The bell rings and a roar erupts from the crowd as a victorious Joey is handed the bejewelled mustard-yellow winner’s belt, that he will keep until next year’s competition.

As I jostle through the sweaty crowd to sample one of Nathan’s famous hot dogs I am bemused by the spectacle I have just witnessed. Though few things are more American than this ritual, there must be more dignified ways of proving one’s love of country.

In the queue I voice my thoughts to a man showing off his leathery tan and faded tattoos in a string vest. With a thick Brooklyn accent he tells me: “Ninety-five years it’s bin goin’ on. On July 4th, 1924, some immigrants had a hot-dog eatin’ contest right here to establish who was most grateful to his country.”

This November’s midterm elections once again revealed US politics as among the most polarised in the world. Yet the patriotism I witnessed on Coney Island, from the eating contest to the thousands of people clad from tip to toe in red, white and blue, is pervading. Never have I seen a country celebrate itself on such a scale – from New York to California and Alaska to Texas.

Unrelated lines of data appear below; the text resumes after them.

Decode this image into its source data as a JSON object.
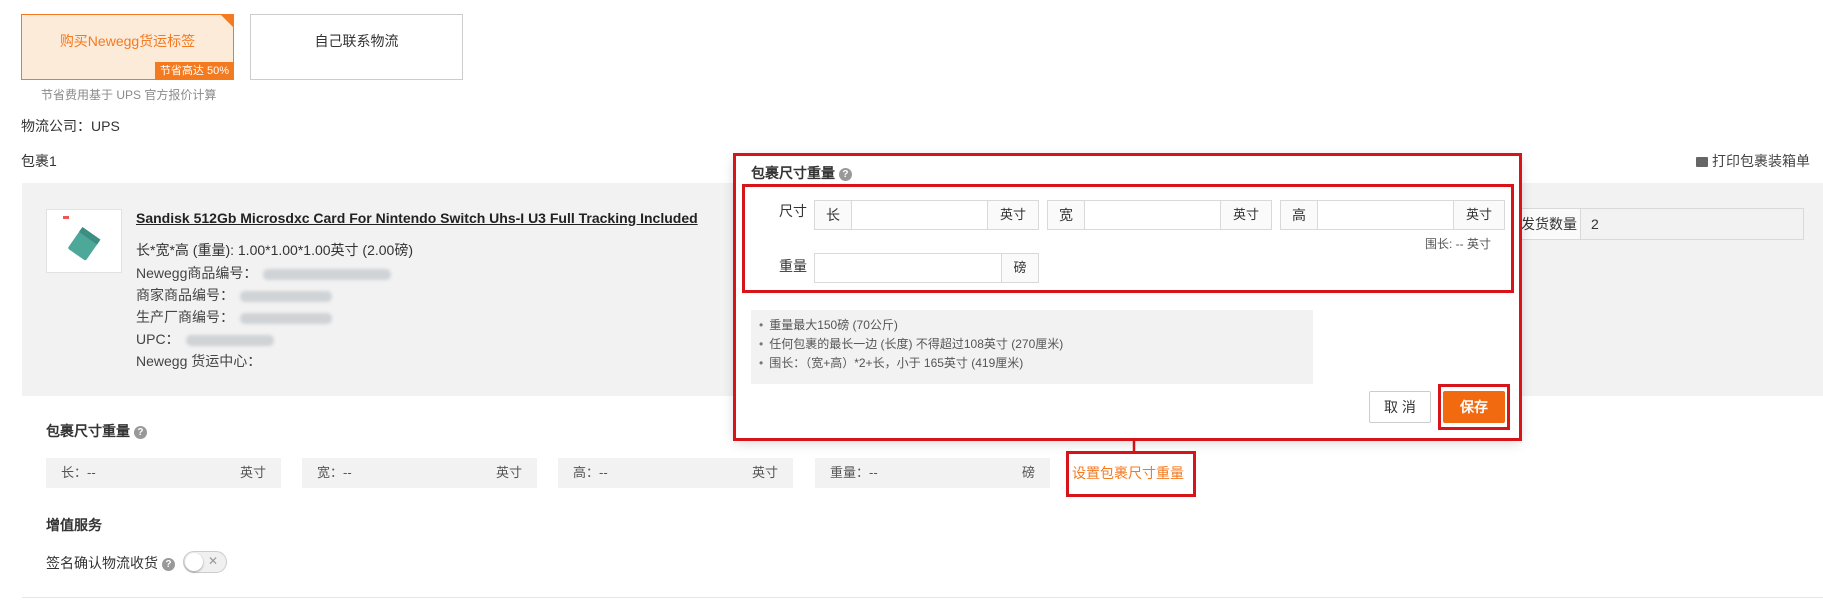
{
  "shipping_options": {
    "buy_label": "购买Newegg货运标签",
    "save_badge": "节省高达 50%",
    "self_contact": "自己联系物流",
    "note": "节省费用基于 UPS 官方报价计算"
  },
  "carrier": {
    "label": "物流公司：",
    "value": "UPS"
  },
  "package": {
    "title": "包裹1",
    "print_label": "打印包裹装箱单"
  },
  "item": {
    "title": "Sandisk 512Gb Microsdxc Card For Nintendo Switch Uhs-I U3 Full Tracking Included",
    "dims": "长*宽*高 (重量): 1.00*1.00*1.00英寸 (2.00磅)",
    "newegg_item_label": "Newegg商品编号：",
    "seller_item_label": "商家商品编号：",
    "mfr_label": "生产厂商编号：",
    "upc_label": "UPC：",
    "center_label": "Newegg 货运中心："
  },
  "ship_qty": {
    "label": "发货数量",
    "value": "2"
  },
  "package_dims": {
    "title": "包裹尺寸重量",
    "length_label": "长：--",
    "width_label": "宽：--",
    "height_label": "高：--",
    "weight_label": "重量：--",
    "unit_inch": "英寸",
    "unit_lb": "磅",
    "set_link": "设置包裹尺寸重量"
  },
  "value_added": {
    "title": "增值服务",
    "signature_label": "签名确认物流收货"
  },
  "popup": {
    "title": "包裹尺寸重量",
    "size_label": "尺寸",
    "weight_label": "重量",
    "length_prefix": "长",
    "width_prefix": "宽",
    "height_prefix": "高",
    "unit_inch": "英寸",
    "unit_lb": "磅",
    "girth": "围长: -- 英寸",
    "rules": [
      "重量最大150磅 (70公斤)",
      "任何包裹的最长一边 (长度) 不得超过108英寸 (270厘米)",
      "围长：（宽+高）*2+长，小于 165英寸 (419厘米)"
    ],
    "cancel": "取 消",
    "save": "保存"
  },
  "colors": {
    "accent": "#f47a20",
    "annotation": "#d7141a"
  }
}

When I listen to Barack Obama versus Sarah Palin, or to Jon Stewart versus Glenn Beck, the divide in the American national psyche is apparent. It is at times difficult to believe these individuals speak of – even come from – the same country. On the 4th of July, Americans are united not in what they celebrate, only how they celebrate. How schizophrenic – and how unnerving – in a country of such global influence, to see such jingoism combined with such bitter internal discord.